From grassroots to college-wide, Timm focused on making a difference

  • Tags: Achievements | Faculty Profile
Published 02/09/2022
Susan Timm, Ed.D., professor of business

Susan Timm, Ed.D., professor of business


When Susan Timm, Ed.D., professor of business at Elgin Community College, was honored with the YWCA Elgin's 2021 Harriet Gifford & Hattie Griffin Award for Education in recognition for her unwavering efforts related to diversity, inclusion, equity, and social justice, it came as no surprise to her colleagues at ECC.

If there is an equity, diversity, or inclusion effort underway at ECC, Timm likely had a hand in it. Known throughout the campus and District 509 community for her leadership, she helped create the grassroots TIDE (Teaching/Inclusivity, Diversity, and Equity) group, which she co-chaired for several years, is part of ECC’s Illinois Equity in Attainment (ILEA) team, currently co-chairs MAGIC (Multicultural and Global Initiatives Committee) and is a member of the Student Support Infrastructure (SSI) team, co-chairing the subcommittee on culturally responsive teaching.

“We are looking at systemic changes within teaching and learning,” said Timm of the subcommittee. “In this regard, we just finished updating the syllabus template to assure the language was more in line with Cultural Responsive Teaching. We also wanted to assure accessibility.” Bringing in other content experts from around campus, this subcommittee continues to look at other systems and processes, including class observation and content assessment forms. “We want to have diversity, equity, inclusion, and accessibility to be some of the first thoughts our faculty have when preparing for and facilitating the learning in their classes,” said Timm.

Of the many projects she’s worked on within SSI, a relatively recent accomplishment was the creation of a new targeted Student Life Coordinator position. This position, now called Student Life Coordinator for Student Equity and filled by Erik Enders, focuses on supports and resources for underrepresented students.

As the first co-chair of TIDE, Timm led the charge to encourage ECC Faculty to create culturally responsive classrooms. One of the key elements of TIDE is their Faculty Chats, an opportunity for faculty from across divisions to get together and talk about current challenges, what’s working in the classroom, or trends among student outcomes.

One of the ways TIDE has been working to achieve this goal is partnering with MAGIC, which Timm happens to currently co-chair. She works tirelessly with Professor Clark Hallpike to plan and present conversations on critical topics, which are often topics of discussion over in TIDE.

Initially, MAGIC focused on student participation – the discussions were meant to be something faculty could bring their classes to or ask students to attend. Over time, MAGIC has evolved to host students, faculty, ECC employees, and community members. “It’s just exciting to me to see that more people than ever are interested in listening and learning, especially among our staff,” said Timm. “We’ve expanded our connections to where faculty, staff, even community members now come to us and ask MAGIC to partner on various initiatives or events because they know the value that MAGIC brings to the table.”

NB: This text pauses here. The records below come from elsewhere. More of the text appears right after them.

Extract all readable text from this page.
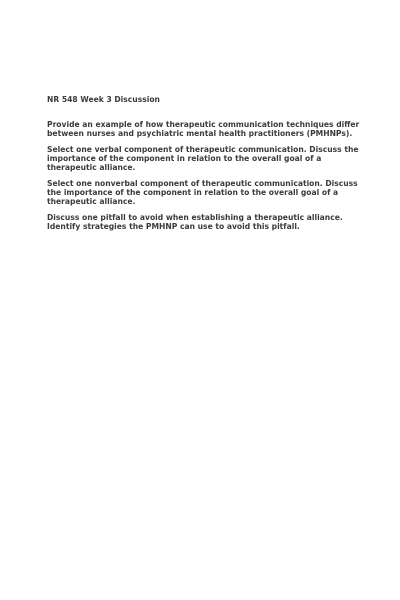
NR 548 Week 3 Discussion
Provide an example of how therapeutic communication techniques differ between nurses and psychiatric mental health practitioners (PMHNPs).
Select one verbal component of therapeutic communication. Discuss the importance of the component in relation to the overall goal of a therapeutic alliance.
Select one nonverbal component of therapeutic communication. Discuss the importance of the component in relation to the overall goal of a therapeutic alliance.
Discuss one pitfall to avoid when establishing a therapeutic alliance. Identify strategies the PMHNP can use to avoid this pitfall.
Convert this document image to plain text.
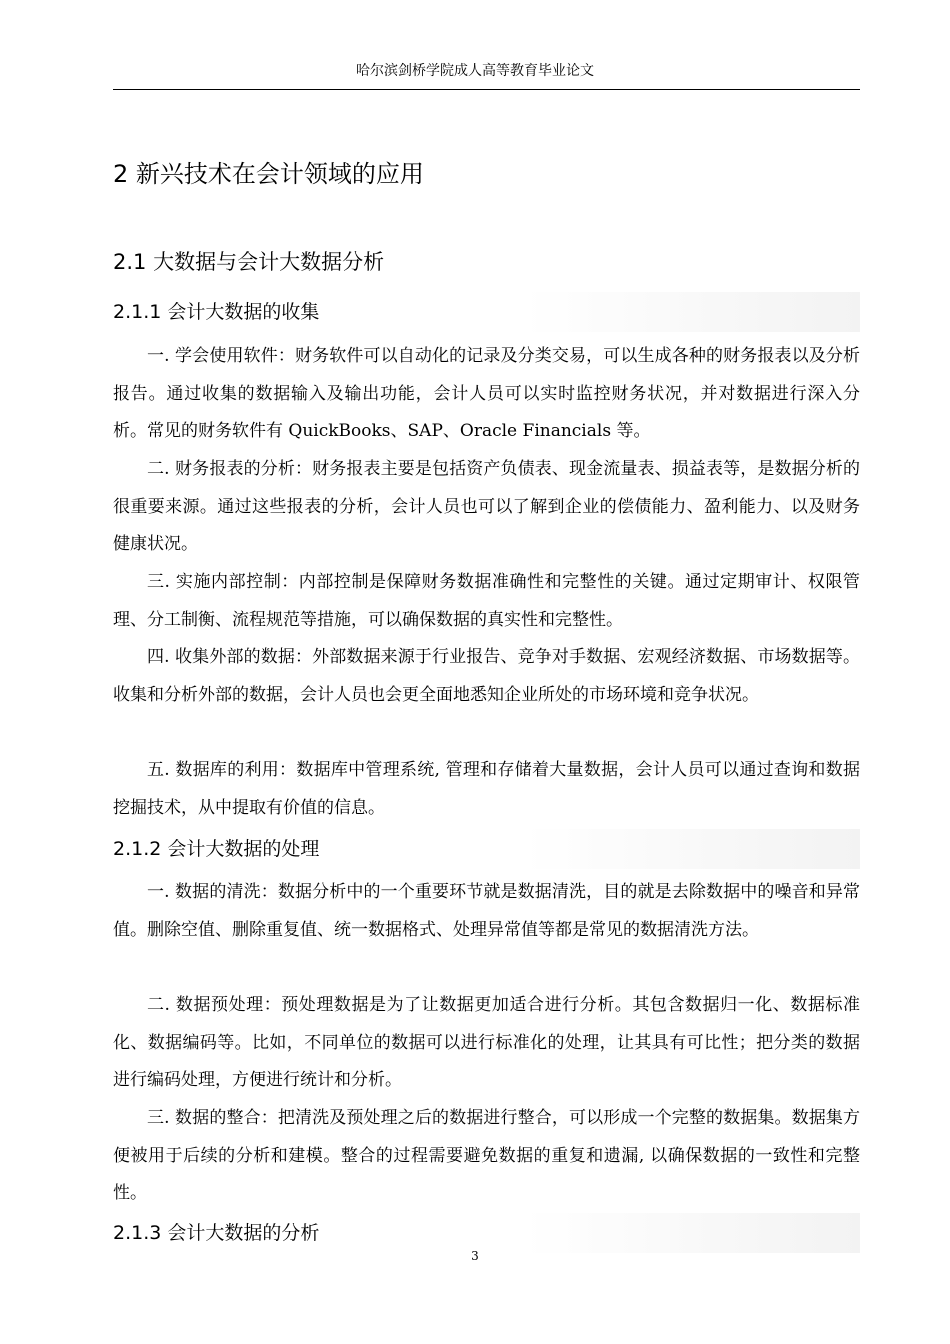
哈尔滨剑桥学院成人高等教育毕业论文
2 新兴技术在会计领域的应用
2.1 大数据与会计大数据分析
2.1.1 会计大数据的收集

一. 学会使用软件：财务软件可以自动化的记录及分类交易，可以生成各种的财务报表以及分析报告。通过收集的数据输入及输出功能，会计人员可以实时监控财务状况，并对数据进行深入分析。常见的财务软件有 QuickBooks、SAP、Oracle Financials 等。

二. 财务报表的分析：财务报表主要是包括资产负债表、现金流量表、损益表等，是数据分析的很重要来源。通过这些报表的分析，会计人员也可以了解到企业的偿债能力、盈利能力、以及财务健康状况。

三. 实施内部控制：内部控制是保障财务数据准确性和完整性的关键。通过定期审计、权限管理、分工制衡、流程规范等措施，可以确保数据的真实性和完整性。

四. 收集外部的数据：外部数据来源于行业报告、竞争对手数据、宏观经济数据、市场数据等。收集和分析外部的数据，会计人员也会更全面地悉知企业所处的市场环境和竞争状况。

五. 数据库的利用：数据库中管理系统, 管理和存储着大量数据，会计人员可以通过查询和数据挖掘技术，从中提取有价值的信息。

2.1.2 会计大数据的处理

一. 数据的清洗：数据分析中的一个重要环节就是数据清洗，目的就是去除数据中的噪音和异常值。删除空值、删除重复值、统一数据格式、处理异常值等都是常见的数据清洗方法。

二. 数据预处理：预处理数据是为了让数据更加适合进行分析。其包含数据归一化、数据标准化、数据编码等。比如，不同单位的数据可以进行标准化的处理，让其具有可比性；把分类的数据进行编码处理，方便进行统计和分析。

三. 数据的整合：把清洗及预处理之后的数据进行整合，可以形成一个完整的数据集。数据集方便被用于后续的分析和建模。整合的过程需要避免数据的重复和遗漏, 以确保数据的一致性和完整性。

2.1.3 会计大数据的分析
3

When asked why she pursues EDI work so relentless, Timm replied, “EDI, accessibility, and social justice issues are part of my being. I am deeply saddened by those who fail to listen to anything related to EDI issues, especially since these human topics have become so divisive and politicized today.”

She remembers one student in particular who spoke at the end of a MAGIC event. “He said, ‘You know I came in here thinking everyone's going to be talking negative about this one thing, and I’m real positive for it, and I was really surprised that you gave it a fair shake. I actually changed my mind.’ So, people can and do change. And one person can and has made a difference. I can make a difference. Therefore, I keep working on advancing EDI issues wherever and whenever I can. I have hope for a better tomorrow.”